Oropeza advierte de que la diversificación de la economía ha sido siempre la Batalla de Carabobo de la economía que el país nunca ha podido ganar. Y lo peor es que la producción del crudo y la renta devengada han disminuido sustancialmente, y esto hace que hasta el rentismo ya no pueda depender de las exportaciones petroleras ni de “los préstamos que ningún país o ente financiero se atreve confiadamente a concedernos. Las garantías exigidas para facilitar nuevos endeudamientos deben exponer a la nación al riesgo de su propia soberanía”. Pero Oropeza se apura también en decirnos que el hecho de que no hayamos aprovechado el petróleo y su riqueza, como la han usufructuado otras sociedades, “no es culpa del petróleo sino de las políticas que nos guiaron en su manejo, de las previsiones que hemos debido adoptar y no lo hicimos para atemperar y atenuar supuestos riesgos y repercusiones adversas”.

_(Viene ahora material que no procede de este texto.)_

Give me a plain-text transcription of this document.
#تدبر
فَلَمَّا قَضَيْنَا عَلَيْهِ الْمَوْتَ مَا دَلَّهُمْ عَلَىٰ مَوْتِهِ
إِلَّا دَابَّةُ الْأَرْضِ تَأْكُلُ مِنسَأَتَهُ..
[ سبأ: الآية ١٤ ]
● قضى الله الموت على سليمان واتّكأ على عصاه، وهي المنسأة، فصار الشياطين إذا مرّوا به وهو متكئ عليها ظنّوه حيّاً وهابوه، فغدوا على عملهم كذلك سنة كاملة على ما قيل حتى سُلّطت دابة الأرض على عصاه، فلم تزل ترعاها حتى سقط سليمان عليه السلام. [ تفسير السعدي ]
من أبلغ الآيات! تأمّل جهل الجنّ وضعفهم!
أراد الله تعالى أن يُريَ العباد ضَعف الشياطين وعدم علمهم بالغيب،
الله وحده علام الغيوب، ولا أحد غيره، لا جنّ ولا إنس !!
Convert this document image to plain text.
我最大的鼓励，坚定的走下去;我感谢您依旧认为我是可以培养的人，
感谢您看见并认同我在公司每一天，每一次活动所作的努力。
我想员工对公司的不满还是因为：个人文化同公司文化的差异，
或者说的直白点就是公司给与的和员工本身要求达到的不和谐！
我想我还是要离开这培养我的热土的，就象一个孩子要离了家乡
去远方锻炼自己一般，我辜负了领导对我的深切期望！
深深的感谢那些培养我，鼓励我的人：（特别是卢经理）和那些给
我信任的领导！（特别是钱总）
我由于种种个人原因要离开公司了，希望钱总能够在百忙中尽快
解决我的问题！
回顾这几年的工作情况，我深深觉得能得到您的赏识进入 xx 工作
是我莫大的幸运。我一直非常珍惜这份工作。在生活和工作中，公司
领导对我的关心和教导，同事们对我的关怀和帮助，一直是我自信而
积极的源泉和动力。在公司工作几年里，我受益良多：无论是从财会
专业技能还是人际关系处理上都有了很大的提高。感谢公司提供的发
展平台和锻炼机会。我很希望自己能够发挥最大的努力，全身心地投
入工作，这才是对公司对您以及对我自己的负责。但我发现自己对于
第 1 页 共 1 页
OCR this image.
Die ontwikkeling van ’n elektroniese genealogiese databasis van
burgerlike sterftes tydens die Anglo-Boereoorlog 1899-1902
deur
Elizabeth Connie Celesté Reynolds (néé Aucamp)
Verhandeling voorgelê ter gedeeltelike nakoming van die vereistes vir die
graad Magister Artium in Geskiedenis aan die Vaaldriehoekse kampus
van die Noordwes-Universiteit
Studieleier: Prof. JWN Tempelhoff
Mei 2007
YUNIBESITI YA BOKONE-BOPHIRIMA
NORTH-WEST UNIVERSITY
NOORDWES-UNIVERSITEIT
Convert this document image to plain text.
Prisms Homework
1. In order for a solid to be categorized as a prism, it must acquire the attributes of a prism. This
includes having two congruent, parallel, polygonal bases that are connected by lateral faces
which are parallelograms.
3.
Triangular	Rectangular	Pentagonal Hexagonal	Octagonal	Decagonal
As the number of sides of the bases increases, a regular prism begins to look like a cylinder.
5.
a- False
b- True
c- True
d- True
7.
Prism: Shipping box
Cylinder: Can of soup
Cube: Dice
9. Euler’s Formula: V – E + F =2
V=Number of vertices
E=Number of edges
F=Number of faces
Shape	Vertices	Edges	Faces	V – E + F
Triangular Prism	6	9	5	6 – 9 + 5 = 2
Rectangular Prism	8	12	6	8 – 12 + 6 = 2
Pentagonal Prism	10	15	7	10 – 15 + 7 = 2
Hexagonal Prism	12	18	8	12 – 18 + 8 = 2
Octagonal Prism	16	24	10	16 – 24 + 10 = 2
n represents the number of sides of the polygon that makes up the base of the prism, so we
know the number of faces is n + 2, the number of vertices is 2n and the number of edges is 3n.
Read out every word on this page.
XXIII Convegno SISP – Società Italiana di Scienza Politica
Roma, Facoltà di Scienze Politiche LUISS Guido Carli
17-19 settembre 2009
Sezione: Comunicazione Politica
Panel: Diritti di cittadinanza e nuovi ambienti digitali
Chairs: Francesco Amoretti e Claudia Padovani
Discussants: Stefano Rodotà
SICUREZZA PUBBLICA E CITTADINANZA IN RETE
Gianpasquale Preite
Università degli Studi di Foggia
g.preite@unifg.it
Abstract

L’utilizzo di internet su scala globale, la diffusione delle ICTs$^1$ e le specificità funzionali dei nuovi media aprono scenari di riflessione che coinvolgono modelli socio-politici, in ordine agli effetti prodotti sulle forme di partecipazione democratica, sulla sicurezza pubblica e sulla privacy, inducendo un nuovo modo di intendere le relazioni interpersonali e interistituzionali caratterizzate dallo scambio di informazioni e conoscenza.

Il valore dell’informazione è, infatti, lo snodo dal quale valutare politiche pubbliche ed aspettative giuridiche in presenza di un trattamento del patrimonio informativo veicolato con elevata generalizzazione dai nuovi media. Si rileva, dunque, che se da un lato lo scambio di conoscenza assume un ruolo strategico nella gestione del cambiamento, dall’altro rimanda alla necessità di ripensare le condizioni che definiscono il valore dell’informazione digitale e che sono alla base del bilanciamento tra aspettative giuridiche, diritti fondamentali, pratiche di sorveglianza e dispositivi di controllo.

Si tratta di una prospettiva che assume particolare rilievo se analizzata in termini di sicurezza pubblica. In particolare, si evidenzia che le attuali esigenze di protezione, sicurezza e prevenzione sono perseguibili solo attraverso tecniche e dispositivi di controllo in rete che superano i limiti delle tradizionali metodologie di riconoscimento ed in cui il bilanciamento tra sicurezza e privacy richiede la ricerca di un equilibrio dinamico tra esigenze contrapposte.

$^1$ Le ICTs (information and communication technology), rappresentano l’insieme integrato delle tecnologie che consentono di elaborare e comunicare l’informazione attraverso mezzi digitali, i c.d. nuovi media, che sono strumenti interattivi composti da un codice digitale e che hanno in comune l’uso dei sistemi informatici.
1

A la hora de responder aquella pregunta de cómo salir de la pobreza, Oropeza dice categóricamente que nada es más urgente en la vida nacional que empezar por convertir de manera efectiva a la sociedad venezolana, a la nación entera y nunca más al Estado, en dueño absoluto y exclusivo de las riquezas básicas de nuestro país. Y hace extensiva esta opinión a todo el aparato productivo. “Ofrecerle y conferirle al orden económico de la sociedad la libertad que la discrecionalidad del intervencionismo estatal le ha venido escamoteando, entraña en esta hora fatídica una de las más perentorias urgencias nacionales. Mientras la inversión privada propia o extraña esté perturbada por el dirigismo estatal, la riqueza venezolana no será posible”.